2016 worst year for Canadian IPOs

2016 worst year for Canadian IPOs

2016 worst year for Canadian IPOs

A handful of initial public offerings were issued in the Canadian market during the last quarter of 2016, but they were not enough to save it from becoming the worst year for IPOs, according to a PwC survey.

Aritzia Inc.’s $400-million IPO in October was one of only three issues on the TSX for the whole year; two other issues made during the final months of the year brought the exchange’s quarterly and annual tally to $464 million. Five issues on the CSE added a drop to the bucket, nudging the total up to $466 million. Counting all the exchanges in Canada, there were only eight new issues in 2016.

In 2015, there were 22 issues on all exchanges, with 13 IPOs worth $3.9 billion made on the TSX. The previous low-water mark was set during the 2008 financial crisis: just 57 new issues worth $682 million, $547 million of which was accounted for by the TSX, were made during that year. PwC’s IPO survey has tracked Canada’s equity markets since 1998.

Dean Braunsteiner, national IPO leader at PwC in Canada, sees many possible explanations for 2016’s poor IPO showing, not least of which were global events such as Brexit, the European debt crisis, and the US presidential election. But while 2016 was undeniably bleak for Canadian IPOs, Braunsteiner is optimistic about the coming year.

“The IPO market always lags the traditional equity market,” he said in a statement. “And markets in Canada and the US have marched higher since the US election.
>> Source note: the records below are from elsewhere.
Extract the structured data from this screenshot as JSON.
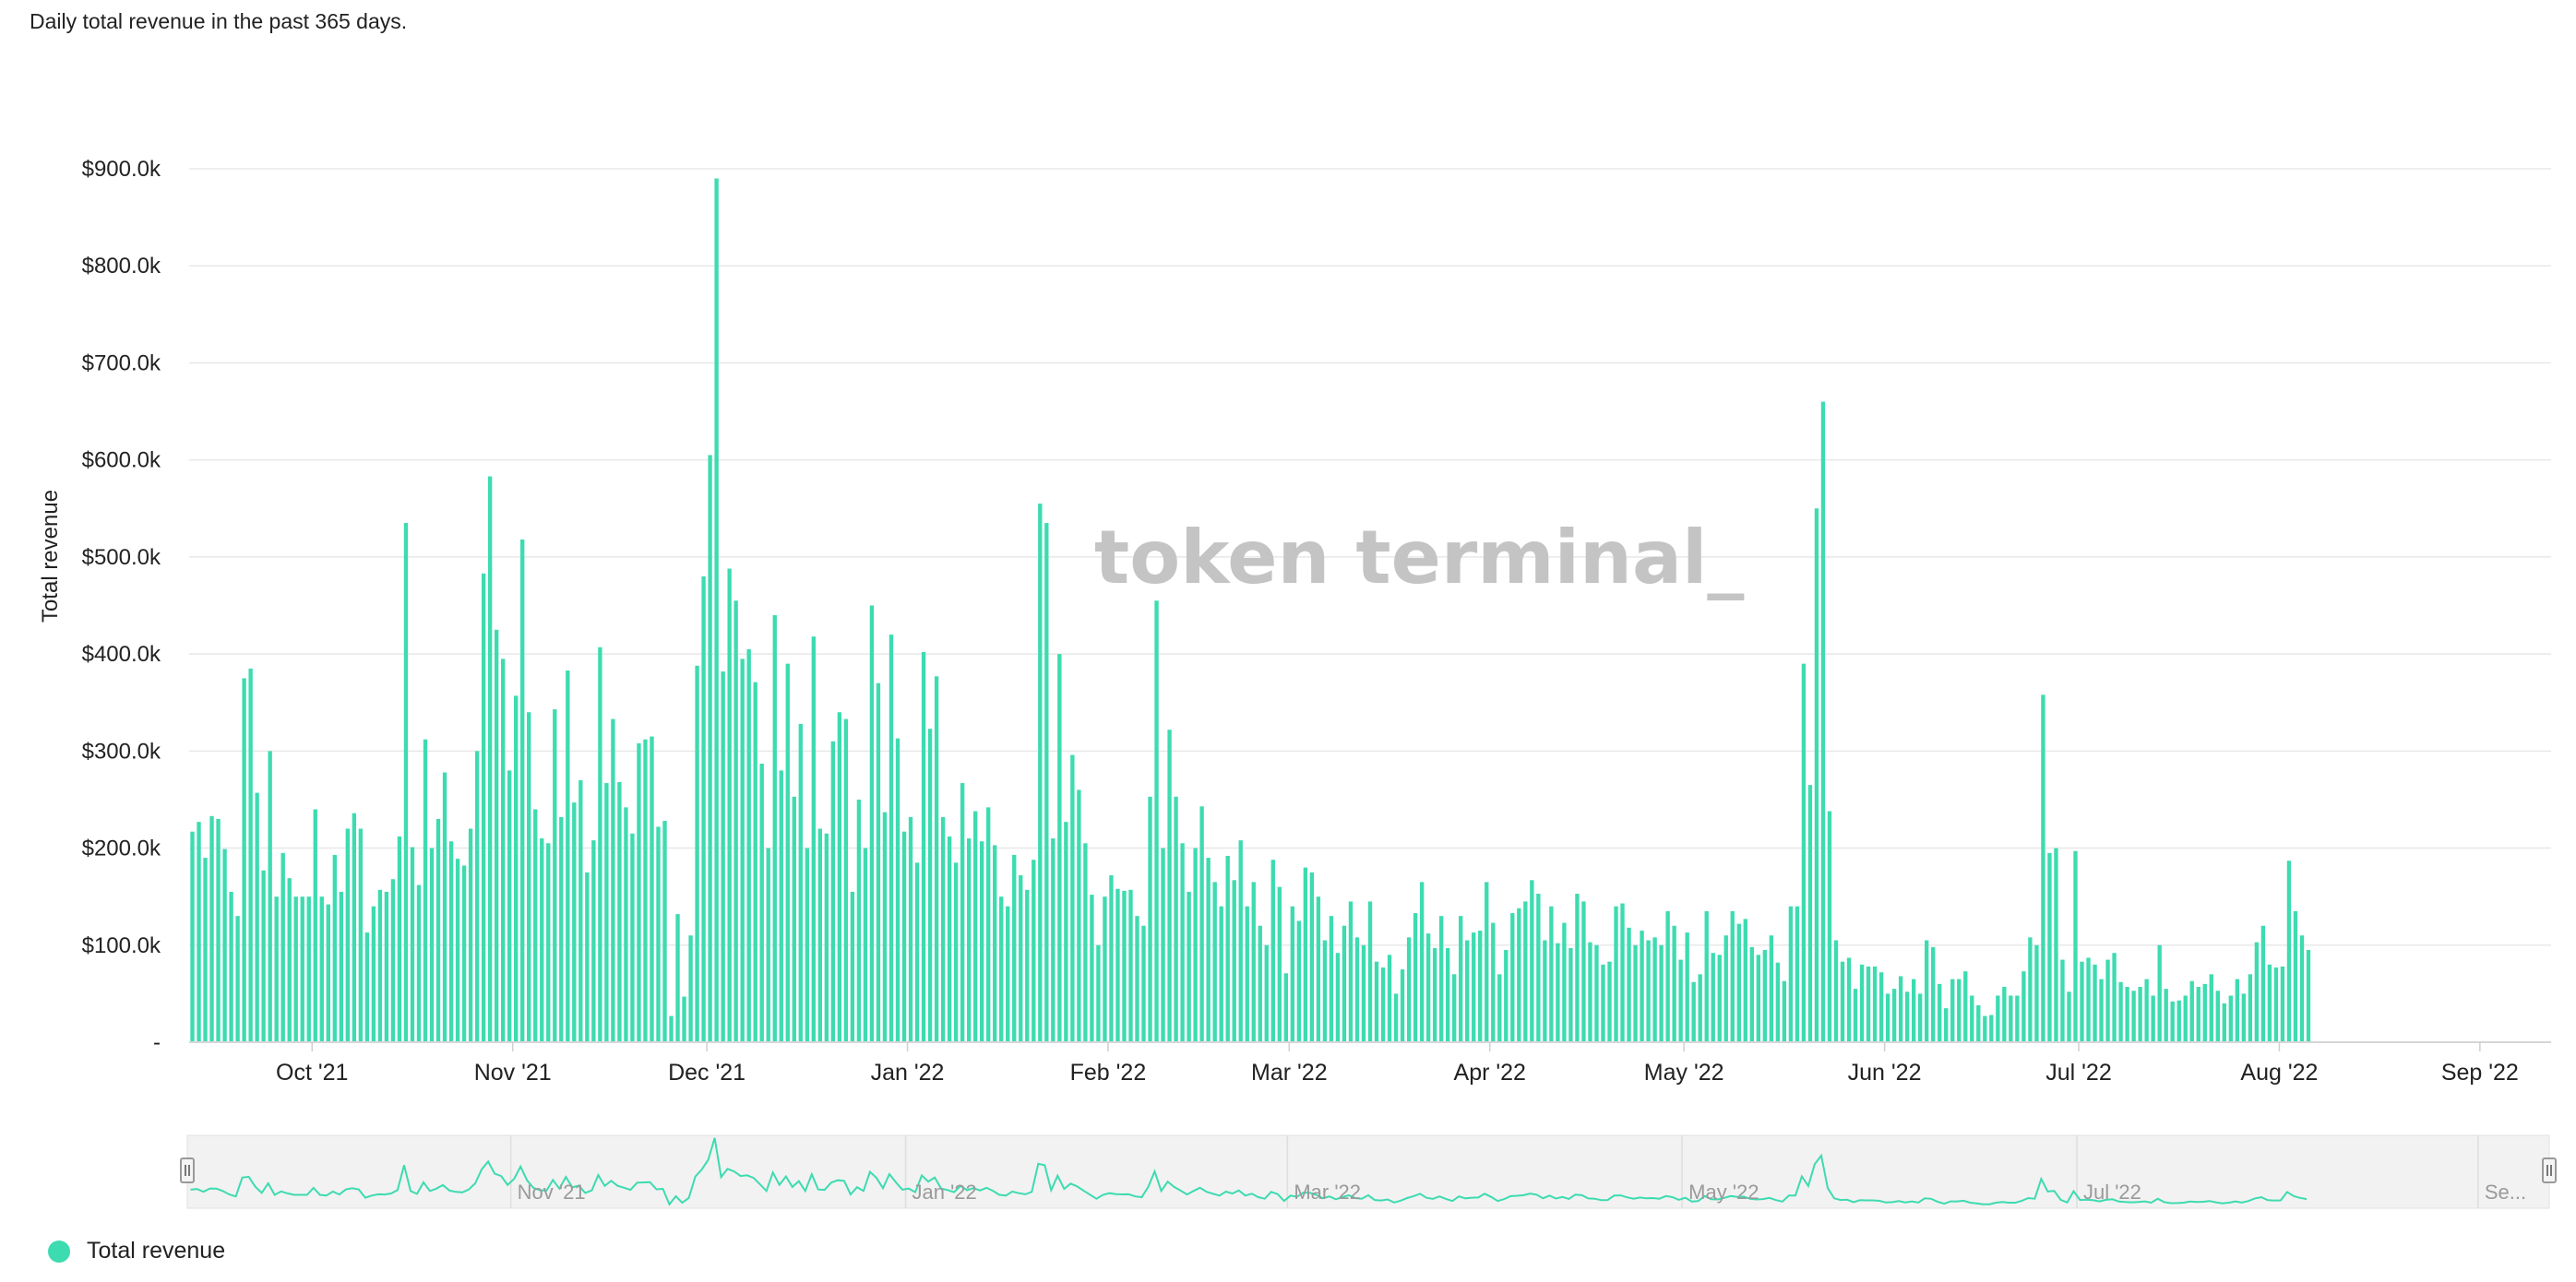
{
  "subtitle": "Daily total revenue in the past 365 days.",
  "watermark": "token terminal_",
  "colors": {
    "bar": "#3ddbb0",
    "navigator_line": "#3ddbb0",
    "grid": "#e8e8e8",
    "navigator_bg": "#f2f2f2"
  },
  "navigator": {
    "handle_left_icon": "grip-icon",
    "handle_right_icon": "grip-icon",
    "labels": [
      "Nov '21",
      "Jan '22",
      "Mar '22",
      "May '22",
      "Jul '22",
      "Se..."
    ]
  },
  "legend": {
    "label": "Total revenue"
  },
  "chart_data": {
    "type": "bar",
    "ylabel": "Total revenue",
    "ylim": [
      0,
      900000
    ],
    "yticks": [
      {
        "value": 0,
        "label": "-"
      },
      {
        "value": 100000,
        "label": "$100.0k"
      },
      {
        "value": 200000,
        "label": "$200.0k"
      },
      {
        "value": 300000,
        "label": "$300.0k"
      },
      {
        "value": 400000,
        "label": "$400.0k"
      },
      {
        "value": 500000,
        "label": "$500.0k"
      },
      {
        "value": 600000,
        "label": "$600.0k"
      },
      {
        "value": 700000,
        "label": "$700.0k"
      },
      {
        "value": 800000,
        "label": "$800.0k"
      },
      {
        "value": 900000,
        "label": "$900.0k"
      }
    ],
    "xlim": [
      "2021-09-12",
      "2022-09-12"
    ],
    "xticks": [
      {
        "date": "2021-10-01",
        "label": "Oct '21"
      },
      {
        "date": "2021-11-01",
        "label": "Nov '21"
      },
      {
        "date": "2021-12-01",
        "label": "Dec '21"
      },
      {
        "date": "2022-01-01",
        "label": "Jan '22"
      },
      {
        "date": "2022-02-01",
        "label": "Feb '22"
      },
      {
        "date": "2022-03-01",
        "label": "Mar '22"
      },
      {
        "date": "2022-04-01",
        "label": "Apr '22"
      },
      {
        "date": "2022-05-01",
        "label": "May '22"
      },
      {
        "date": "2022-06-01",
        "label": "Jun '22"
      },
      {
        "date": "2022-07-01",
        "label": "Jul '22"
      },
      {
        "date": "2022-08-01",
        "label": "Aug '22"
      },
      {
        "date": "2022-09-01",
        "label": "Sep '22"
      }
    ],
    "series": [
      {
        "name": "Total revenue",
        "start_date": "2021-09-12",
        "interval": "1 day",
        "values": [
          217000,
          227000,
          190000,
          233000,
          230000,
          199000,
          155000,
          130000,
          375000,
          385000,
          257000,
          177000,
          300000,
          150000,
          195000,
          169000,
          150000,
          150000,
          150000,
          240000,
          150000,
          142000,
          193000,
          155000,
          220000,
          236000,
          220000,
          113000,
          140000,
          157000,
          155000,
          168000,
          212000,
          535000,
          201000,
          162000,
          312000,
          200000,
          230000,
          278000,
          207000,
          189000,
          182000,
          220000,
          300000,
          483000,
          583000,
          425000,
          395000,
          280000,
          357000,
          518000,
          340000,
          240000,
          210000,
          205000,
          343000,
          232000,
          383000,
          247000,
          270000,
          175000,
          208000,
          407000,
          267000,
          333000,
          268000,
          242000,
          215000,
          308000,
          312000,
          315000,
          222000,
          228000,
          27000,
          132000,
          47000,
          110000,
          388000,
          480000,
          605000,
          890000,
          382000,
          488000,
          455000,
          395000,
          405000,
          371000,
          287000,
          200000,
          440000,
          280000,
          390000,
          253000,
          328000,
          200000,
          418000,
          220000,
          215000,
          310000,
          340000,
          333000,
          155000,
          250000,
          200000,
          450000,
          370000,
          237000,
          420000,
          313000,
          217000,
          232000,
          185000,
          402000,
          323000,
          377000,
          232000,
          212000,
          185000,
          267000,
          210000,
          238000,
          207000,
          242000,
          203000,
          150000,
          140000,
          193000,
          172000,
          157000,
          188000,
          555000,
          535000,
          210000,
          400000,
          227000,
          296000,
          260000,
          205000,
          152000,
          100000,
          150000,
          172000,
          158000,
          156000,
          157000,
          130000,
          120000,
          253000,
          455000,
          200000,
          322000,
          253000,
          205000,
          155000,
          200000,
          243000,
          190000,
          165000,
          140000,
          192000,
          167000,
          208000,
          140000,
          165000,
          120000,
          100000,
          188000,
          160000,
          71000,
          140000,
          125000,
          180000,
          175000,
          150000,
          105000,
          130000,
          92000,
          120000,
          145000,
          108000,
          100000,
          145000,
          83000,
          77000,
          90000,
          50000,
          75000,
          108000,
          133000,
          165000,
          112000,
          97000,
          130000,
          97000,
          70000,
          130000,
          105000,
          113000,
          115000,
          165000,
          123000,
          70000,
          95000,
          133000,
          138000,
          145000,
          167000,
          153000,
          105000,
          140000,
          102000,
          123000,
          97000,
          153000,
          145000,
          103000,
          100000,
          80000,
          83000,
          140000,
          143000,
          118000,
          100000,
          115000,
          105000,
          108000,
          100000,
          135000,
          120000,
          85000,
          113000,
          62000,
          70000,
          135000,
          92000,
          90000,
          110000,
          135000,
          122000,
          127000,
          98000,
          90000,
          95000,
          110000,
          82000,
          63000,
          140000,
          140000,
          390000,
          265000,
          550000,
          660000,
          238000,
          105000,
          83000,
          87000,
          55000,
          80000,
          78000,
          78000,
          72000,
          50000,
          55000,
          68000,
          52000,
          65000,
          50000,
          105000,
          98000,
          60000,
          35000,
          65000,
          65000,
          73000,
          48000,
          38000,
          27000,
          28000,
          48000,
          57000,
          48000,
          48000,
          73000,
          108000,
          100000,
          358000,
          195000,
          200000,
          85000,
          52000,
          197000,
          83000,
          87000,
          80000,
          65000,
          85000,
          92000,
          62000,
          57000,
          53000,
          57000,
          65000,
          48000,
          100000,
          55000,
          42000,
          43000,
          48000,
          63000,
          57000,
          60000,
          70000,
          53000,
          40000,
          48000,
          65000,
          50000,
          70000,
          103000,
          120000,
          80000,
          77000,
          78000,
          187000,
          135000,
          110000,
          95000
        ]
      }
    ]
  }
}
Companies considering an IPO are watching that steady upward trend like everyone else. They won't want to get left behind.”

The relative strength of the market for secondary equity issues also shows that investors welcome new opportunities, according to Braunsteiner. During 2016, the market for structured financial products, capital pool companies, and other similar investment vehicles garnered $794 million from 45 issues.

“The year after the previous market low of 2008, the IPO market in Canada bounced back to $1.8 billion in 2009 and $5.5 billion a year after that,” he added. “It's sometimes darkest before the dawn.”